Если, однако, мы ответим преступнику, что он не машина или автомат, а ответственное, рассуждающее и мыслящее существо, мы не уходим от фактов. Мы тогда утверждаем, что он ответственен, потому что обладает определенной моральной конституцией. Но какими бы словами мы ни пользовались, чтобы выразить факты правильно, мы все равно должны допустить, что существует такая корреляция между душой и телом (если эти старомодные слова допустимы), что здоровье его моральной конституции зависит в каждый момент от здоровья его нервной системы и его мозга. Он может быть разрушен или уничтожен травмой; и, если это так, какая разница, вызвана ли травма — скажем, дефектная форма черепа, которая вызывает давление на мозг — каким-то несчастным случаем или врожденной мальформацией, обусловленной его родителями? Трудность, если это трудность, заключается в том, что отсутствие ответственности обусловлено какой-то причиной, случайной относительно него; и неважно, находится ли эта причина в конституции его родителей или в каком-то другом сочетании обстоятельств. В любом случае, мы должны предположить, каково бы ни было отношение ума и тела, мы должны, по крайней мере, допустить, что человек рождается с некоторым характером. Как все, что существует, он имеет определенные качества, которые он не создал для себя, и от которых зависит его последующее развитие. И, если это будет однажды допущено, вся трудность все еще возникает, и вопрос о том, происходят ли эти врожденные качества от его родителей или от чего-то другого, является лишь вопросом деталей.

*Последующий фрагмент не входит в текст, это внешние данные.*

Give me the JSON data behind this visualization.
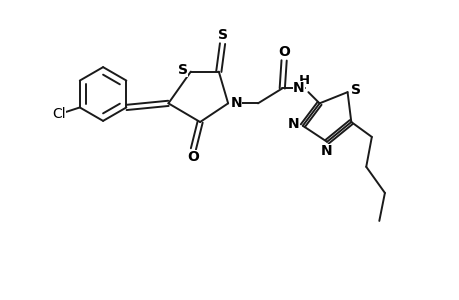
{
  "bg_color": "#ffffff",
  "line_color": "#1a1a1a",
  "line_width": 1.4,
  "font_size": 9.5,
  "figsize": [
    4.6,
    3.0
  ],
  "dpi": 100,
  "xlim": [
    0,
    11
  ],
  "ylim": [
    0,
    8
  ]
}
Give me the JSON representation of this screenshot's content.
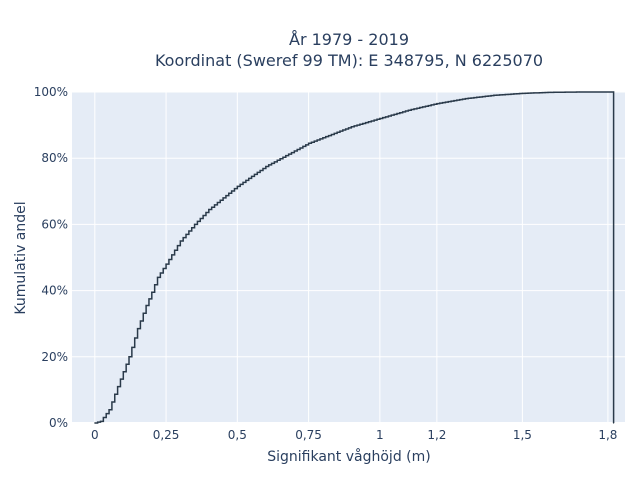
{
  "chart_data": {
    "type": "line",
    "title_line1": "År 1979 - 2019",
    "title_line2": "Koordinat (Sweref 99 TM): E 348795, N 6225070",
    "xlabel": "Signifikant våghöjd (m)",
    "ylabel": "Kumulativ andel",
    "xlim": [
      -0.08,
      1.86
    ],
    "ylim": [
      0,
      1.0
    ],
    "x_ticks": [
      {
        "value": 0,
        "label": "0"
      },
      {
        "value": 0.25,
        "label": "0,25"
      },
      {
        "value": 0.5,
        "label": "0,5"
      },
      {
        "value": 0.75,
        "label": "0,75"
      },
      {
        "value": 1,
        "label": "1"
      },
      {
        "value": 1.2,
        "label": "1,2"
      },
      {
        "value": 1.5,
        "label": "1,5"
      },
      {
        "value": 1.8,
        "label": "1,8"
      }
    ],
    "y_ticks": [
      {
        "value": 0,
        "label": "0%"
      },
      {
        "value": 0.2,
        "label": "20%"
      },
      {
        "value": 0.4,
        "label": "40%"
      },
      {
        "value": 0.6,
        "label": "60%"
      },
      {
        "value": 0.8,
        "label": "80%"
      },
      {
        "value": 1.0,
        "label": "100%"
      }
    ],
    "grid": true,
    "line_color": "#2a3a4a",
    "background_color": "#e5ecf6",
    "series": [
      {
        "x": [
          0.0,
          0.02,
          0.05,
          0.08,
          0.1,
          0.12,
          0.15,
          0.18,
          0.2,
          0.22,
          0.25,
          0.3,
          0.35,
          0.4,
          0.5,
          0.6,
          0.75,
          0.9,
          1.0,
          1.1,
          1.2,
          1.3,
          1.4,
          1.5,
          1.6,
          1.7,
          1.82,
          1.82
        ],
        "y": [
          0.0,
          0.005,
          0.04,
          0.11,
          0.155,
          0.2,
          0.285,
          0.355,
          0.395,
          0.44,
          0.48,
          0.55,
          0.6,
          0.645,
          0.715,
          0.775,
          0.845,
          0.895,
          0.92,
          0.945,
          0.965,
          0.98,
          0.99,
          0.996,
          0.999,
          1.0,
          1.0,
          0.0
        ]
      }
    ]
  }
}
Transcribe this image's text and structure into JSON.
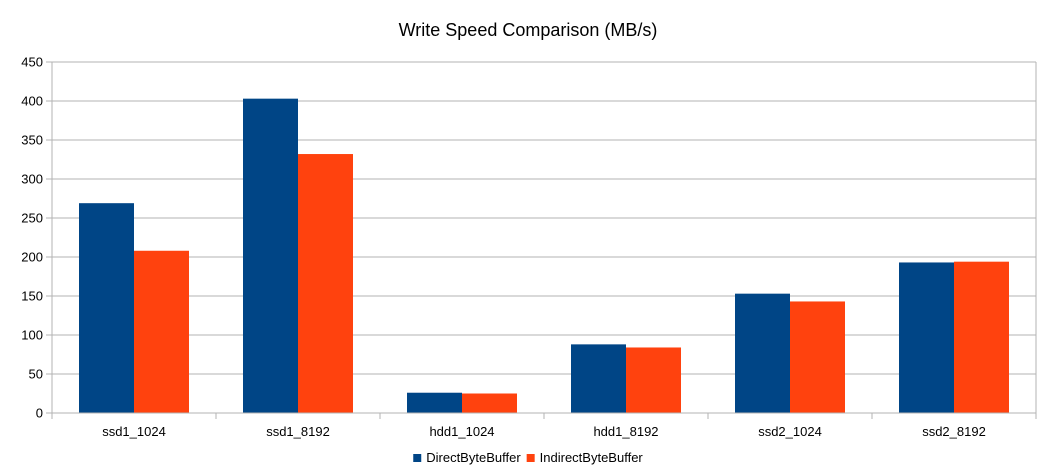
{
  "chart_data": {
    "type": "bar",
    "title": "Write Speed Comparison (MB/s)",
    "xlabel": "",
    "ylabel": "",
    "categories": [
      "ssd1_1024",
      "ssd1_8192",
      "hdd1_1024",
      "hdd1_8192",
      "ssd2_1024",
      "ssd2_8192"
    ],
    "series": [
      {
        "name": "DirectByteBuffer",
        "color": "#004586",
        "values": [
          269,
          403,
          26,
          88,
          153,
          193
        ]
      },
      {
        "name": "IndirectByteBuffer",
        "color": "#ff420e",
        "values": [
          208,
          332,
          25,
          84,
          143,
          194
        ]
      }
    ],
    "ylim": [
      0,
      450
    ],
    "yticks": [
      0,
      50,
      100,
      150,
      200,
      250,
      300,
      350,
      400,
      450
    ],
    "grid": true,
    "legend_position": "bottom"
  }
}
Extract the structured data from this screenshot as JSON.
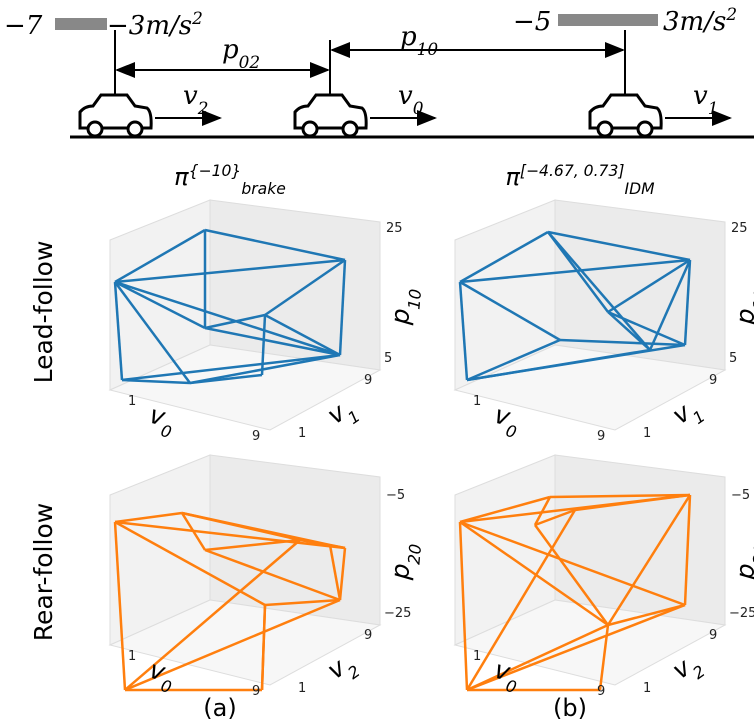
{
  "top": {
    "ranges": [
      {
        "min": "−7",
        "max": "−3m/s",
        "sup": "2"
      },
      {
        "min": "−5",
        "max": "3m/s",
        "sup": "2"
      }
    ],
    "gaps": [
      {
        "label": "p",
        "sub": "02"
      },
      {
        "label": "p",
        "sub": "10"
      }
    ],
    "cars": [
      {
        "label": "v",
        "sub": "2"
      },
      {
        "label": "v",
        "sub": "0"
      },
      {
        "label": "v",
        "sub": "1"
      }
    ]
  },
  "columns": [
    {
      "symbol": "π",
      "sup": "{−10}",
      "sub": "brake",
      "caption": "(a)"
    },
    {
      "symbol": "π",
      "sup": "[−4.67, 0.73]",
      "sub": "IDM",
      "caption": "(b)"
    }
  ],
  "rows": [
    {
      "label": "Lead-follow",
      "x_label": "v",
      "x_sub": "0",
      "y_label": "v",
      "y_sub": "1",
      "z_label": "p",
      "z_sub": "10",
      "x_ticks": [
        "1",
        "9"
      ],
      "y_ticks": [
        "1",
        "9"
      ],
      "z_ticks": [
        "5",
        "25"
      ]
    },
    {
      "label": "Rear-follow",
      "x_label": "v",
      "x_sub": "0",
      "y_label": "v",
      "y_sub": "2",
      "z_label": "p",
      "z_sub": "20",
      "x_ticks": [
        "1",
        "9"
      ],
      "y_ticks": [
        "1",
        "9"
      ],
      "z_ticks": [
        "−25",
        "−5"
      ]
    }
  ]
}
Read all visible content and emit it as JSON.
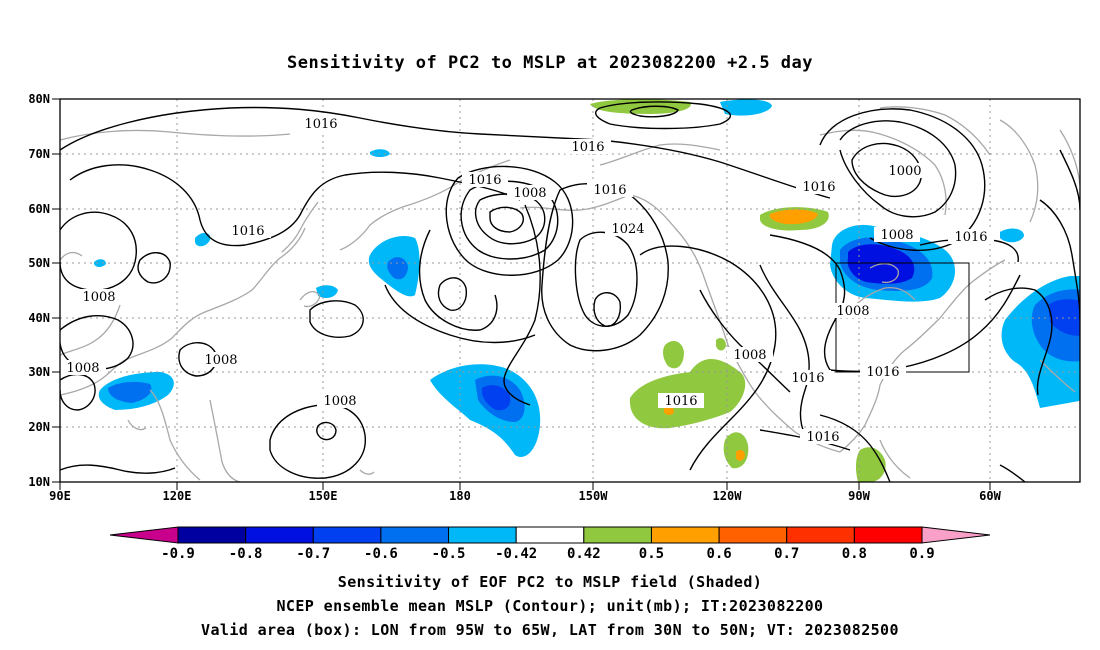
{
  "title": "Sensitivity of PC2 to MSLP at 2023082200 +2.5 day",
  "axes": {
    "lon_ticks": [
      "90E",
      "120E",
      "150E",
      "180",
      "150W",
      "120W",
      "90W",
      "60W"
    ],
    "lat_ticks": [
      "80N",
      "70N",
      "60N",
      "50N",
      "40N",
      "30N",
      "20N",
      "10N"
    ]
  },
  "contour_labels": [
    "1016",
    "1016",
    "1016",
    "1016",
    "1016",
    "1016",
    "1008",
    "1024",
    "1000",
    "1008",
    "1016",
    "1008",
    "1008",
    "1008",
    "1008",
    "1008",
    "1016",
    "1008",
    "1016",
    "1016",
    "1016"
  ],
  "colorbar": {
    "labels": [
      "-0.9",
      "-0.8",
      "-0.7",
      "-0.6",
      "-0.5",
      "-0.42",
      "0.42",
      "0.5",
      "0.6",
      "0.7",
      "0.8",
      "0.9"
    ],
    "colors": [
      "#0000a0",
      "#0010e0",
      "#0040f0",
      "#0070f0",
      "#00b8f8",
      "#ffffff",
      "#90c840",
      "#ffa000",
      "#ff6000",
      "#ff3000",
      "#ff0000"
    ],
    "low_end_color": "#c8008c",
    "high_end_color": "#f8a0c8"
  },
  "valid_box": {
    "lon_min": -95,
    "lon_max": -65,
    "lat_min": 30,
    "lat_max": 50
  },
  "captions": [
    "Sensitivity of EOF PC2 to MSLP field (Shaded)",
    "NCEP ensemble mean MSLP (Contour); unit(mb); IT:2023082200",
    "Valid area (box): LON from 95W to 65W, LAT from 30N to 50N; VT: 2023082500"
  ]
}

На самом деле, путаница, кажется мне, возникает из расплывчатой фразеологии, которая побуждает нас принять, виртуально по крайней мере, ментальную позицию декана Свифта в Эр Памфилии. Мы говорим так, как если бы человек был независимым существом, лежащим как-то вне цепи причины и следствия, и произвольно погруженным в нее; более того, как если бы даже его внутренняя конституция была чем-то привнесенным в его природу. Это действительно абсурдная абстракция — различать человека и его характер, как будто он означал нечто, существующее без характера, и впоследствии залитое в форму судьбой. Характер — это человек в определенных отношениях, и он никогда не может существовать без него, не более чем кусок материи может быть вне всех конкретных времен и мест. Если доктрина свободной воли и моральной ответственности интерпретируется так, чтобы подразумевать наше принятие таких заблуждений, я могу только сказать, что она кажется мне непримиримой с самыми неоспоримыми фактами. Но я очень далек от предположения, что любой разумный сторонник доктрины изложил бы ее в такой форме. Он признал бы так же полно, как и я, факты, и, если они могут быть допущены и примирены с доктриной моральной ответственности, конечно, доктрина наследственности может быть так примирена. Единственная особенность доктрины заключается в том, что она привлекла внимание к порядку фактов, которые должны в любом случае быть признаны каждым философом; и что она помогает, поэтому, рассеять заблуждение, которое требует только артикулированного изложения, чтобы показать свою радикальную нехватку логики или даже мыслимости. Мы, вне всякого сомнения, затронуты как-то, и затронуты глубоко, нашей средой; и эта конкретная форма отношения к другим существам не имеет большего влияния на проблему, чем другие силы, которые были признаны с тех пор, как началась спекуляция.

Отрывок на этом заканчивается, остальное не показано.